O dinheiro é insuficiente para as despesas do lar. Precisa pagar água e luz. A alimentação chega por meio de doações de cestas básicas por parte da Assistência Social. Nataniele é uma das pessoas consideradas no nível de pobreza, com renda menor do que R$ 178 por mês.
Pelos dados da Secretaria de Habitação, Trabalho e Assistência Social (Sthas) de Lajeado, o total de pessoas nesta condição cresceu 13% entre 2020 e 2021. Um percentual inferior aos que agora estão na extrema pobreza, com renda inferior a R$ 89 por mês.
De acordo com a coordenadora do Centro de Referência em Assistência Social (CRAS) Espaço da Cidadania, Fátima Luciane Machado, de abril do ano passado até março, houve um avanço de 29% no total de famílias em extrema pobreza.

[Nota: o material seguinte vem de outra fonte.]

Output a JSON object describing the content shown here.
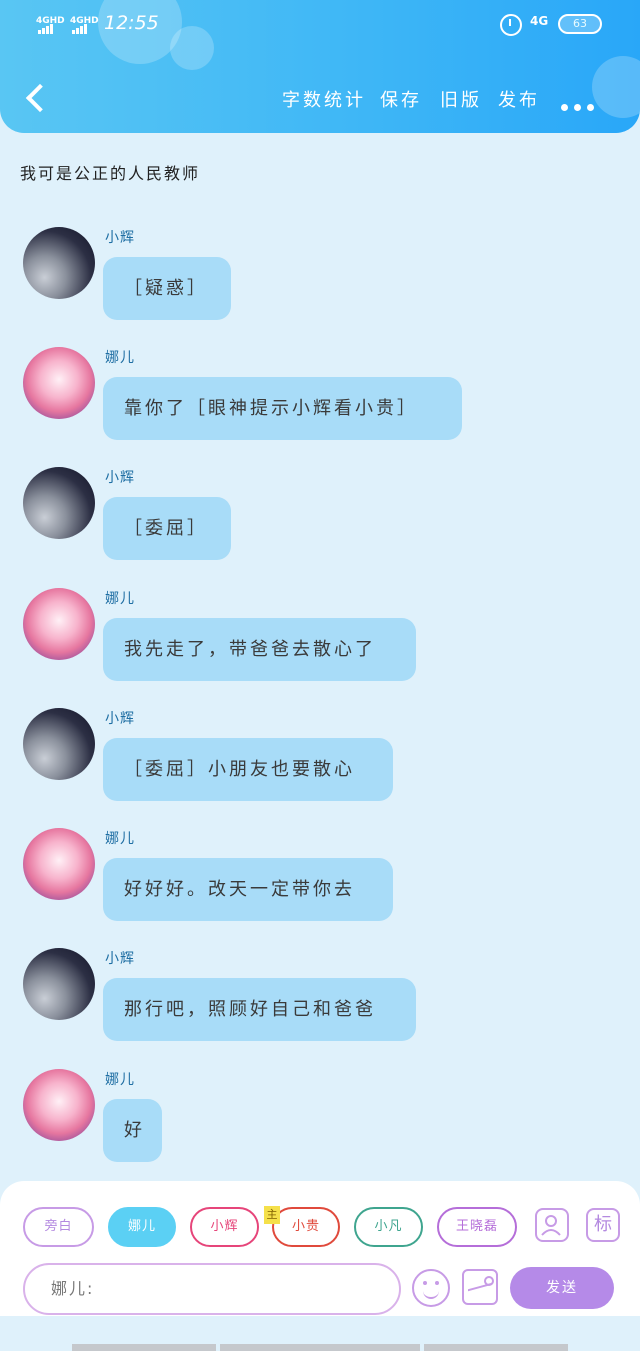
{
  "status_bar": {
    "signal1": "4GHD",
    "signal2": "4GHD",
    "time": "12:55",
    "network": "4G",
    "battery": "63"
  },
  "header": {
    "menu": [
      "字数统计",
      "保存",
      "旧版",
      "发布"
    ]
  },
  "subtitle": "我可是公正的人民教师",
  "messages": [
    {
      "name": "小辉",
      "text": "［疑惑］"
    },
    {
      "name": "娜儿",
      "text": "靠你了［眼神提示小辉看小贵］"
    },
    {
      "name": "小辉",
      "text": "［委屈］"
    },
    {
      "name": "娜儿",
      "text": "我先走了，带爸爸去散心了"
    },
    {
      "name": "小辉",
      "text": "［委屈］小朋友也要散心"
    },
    {
      "name": "娜儿",
      "text": "好好好。改天一定带你去"
    },
    {
      "name": "小辉",
      "text": "那行吧，照顾好自己和爸爸"
    },
    {
      "name": "娜儿",
      "text": "好"
    }
  ],
  "roles": [
    {
      "label": "旁白",
      "color": "#c79be6"
    },
    {
      "label": "娜儿",
      "color": "#5bd0f4",
      "active": true
    },
    {
      "label": "小辉",
      "color": "#e6457a"
    },
    {
      "label": "小贵",
      "color": "#e04a3c"
    },
    {
      "label": "小凡",
      "color": "#3fa58f"
    },
    {
      "label": "王晓磊",
      "color": "#b56ed9"
    }
  ],
  "main_tag": "主",
  "tools": {
    "add_role_icon": "person-icon",
    "mark_label": "标"
  },
  "input": {
    "value": "娜儿:"
  },
  "send_label": "发送"
}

Assim como nos indicadores nacionais e estaduais, esse aumento da pobreza é resultado da pandemia, devido aos reflexos do desemprego e da perda de renda entre as famílias. Os mais atingidos por esse flagelo social e econômico são as pessoas com menor escolaridade, com pouca ou nenhuma formação técnica e os autônomos.

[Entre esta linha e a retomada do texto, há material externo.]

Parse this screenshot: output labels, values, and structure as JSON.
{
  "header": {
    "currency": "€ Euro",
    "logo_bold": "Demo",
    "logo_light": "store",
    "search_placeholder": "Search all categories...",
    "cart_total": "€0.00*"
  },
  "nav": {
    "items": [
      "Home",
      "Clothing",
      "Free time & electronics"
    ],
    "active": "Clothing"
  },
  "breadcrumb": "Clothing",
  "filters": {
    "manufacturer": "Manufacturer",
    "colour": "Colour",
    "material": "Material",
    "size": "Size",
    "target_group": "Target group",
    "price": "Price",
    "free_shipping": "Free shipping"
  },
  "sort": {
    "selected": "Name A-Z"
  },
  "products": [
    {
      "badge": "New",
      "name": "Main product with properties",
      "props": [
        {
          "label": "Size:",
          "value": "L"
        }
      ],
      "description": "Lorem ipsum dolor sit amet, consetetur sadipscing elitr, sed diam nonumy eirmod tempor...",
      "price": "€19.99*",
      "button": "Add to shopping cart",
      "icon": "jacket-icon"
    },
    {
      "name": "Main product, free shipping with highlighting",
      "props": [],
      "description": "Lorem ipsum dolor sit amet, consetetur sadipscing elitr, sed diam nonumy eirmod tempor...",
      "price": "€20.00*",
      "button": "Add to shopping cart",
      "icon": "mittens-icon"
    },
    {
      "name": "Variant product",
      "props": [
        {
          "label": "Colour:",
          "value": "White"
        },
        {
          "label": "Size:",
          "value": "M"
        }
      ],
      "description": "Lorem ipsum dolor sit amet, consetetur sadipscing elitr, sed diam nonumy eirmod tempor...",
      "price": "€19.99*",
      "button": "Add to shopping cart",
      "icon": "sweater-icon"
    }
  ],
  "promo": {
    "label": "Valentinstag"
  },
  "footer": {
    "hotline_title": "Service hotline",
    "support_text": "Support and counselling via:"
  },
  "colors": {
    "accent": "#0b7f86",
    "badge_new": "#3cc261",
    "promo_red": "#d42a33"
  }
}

Este perfil ainda mostra que os trabalhadores com mais de 50 anos, mulheres e, em especial, mulheres negras, são as pessoas mais atingidas pelos impactos socioeconômicos provocados pela pandemia.
Metade da renda
Camila da Silva Marques, 35, está desempregada desde outubro. Trabalhava como caixa. Entrou nas medidas de contensão de despesas da empresa e desde então, não conseguiu retornar ao mercado de trabalho.
Recebeu o seguro desemprego até março deste ano. Com três filhas, todas adolescentes, a única renda hoje é a do trabalho do marido, que atua como comerciante. “No início da pandemia, tivemos suspensão de contrato. Logo ali já passamos a viver com metade do que ganhávamos”, conta Camila.
Com Ensino Médio completo, afirma que não foi chamada para nenhuma das vagas de trabalho para qual se candidatou. “Nem mesmo para entrevista. Entreguei diversos currículos, mas a oportunidade não apareceu.”
Ela é uma das líderes do Quilombo Unidos, do bairro Planalto, em Lajeado. São 43 famílias na comunidade. “Procuramos auxiliar, seja com doações, ou mesmo com orientação, pois muitas pessoas têm pouca escolaridade.”
Deste total de famílias do quilombo, Camila estima que 30% estejam sem trabalho. “Temos pessoas em situações muito críticas, inclusive com pessoas passando fome”, alerta.
Adaptação forçada
Graduada em Moda, a micro-empreendedora individual, Débora da Silva, viu os pedidos despencarem. O negócio era destinado para roupas de festa, casamentos, formaturas e debutantes. Justo no setor de festas, um dos mais atingidos pela pandemia. “Parou tudo. Eu fiquei sem saber o que fazer, vendo minha renda despencar”, conta.
O auxílio emergencial do governo federal foi um alento no ano passado. “Foi uma ajuda importante. Havia alguns atrasos nos depósitos. Por vezes não vinha em um mês, depois vinha dois meses. Mas era algo que ia acabar.”
Sabendo que o benefício era temporário, precisou se reinventar. Passou a costurar roupas mais usuais, para o dia a dia. Também passou a atuar na educação do curso de Moda. Mesmo assim, com as duas atuações profissionais, a renda ainda é menor do que o período antes da pandemia.
Sem auxílio
Ivone Noll, 55, recebe em torno de R$ 800 por mês na venda de materiais recicláveis. Com este dinheiro, sustenta a casa e um casal de filhos. Apesar de se encaixar nos critérios para o auxílio emergencial, ela não conseguiu o benefício. “A vida está mais difícil. A comida está mais cara.”
FOME NO PAÍS
• Pesquisa da Rede Brasileira de Pesquisa em Soberania e Segurança Alimentar e Nutricional (Rede Penssan) aponta que 116,8 milhões de pessoas estão em situação de insegurança alimentar.
• A pandemia deixou
19 milhões
com fome
em 2020, atingindo 9% da população nacional. Maior taxa desde 2004, quando essa parcela tinha alcançado 9,5%.
• O número representa quase o dobro do visto em 2018, quando o IBGE identificou 10,3 milhões de pessoas nessa situação.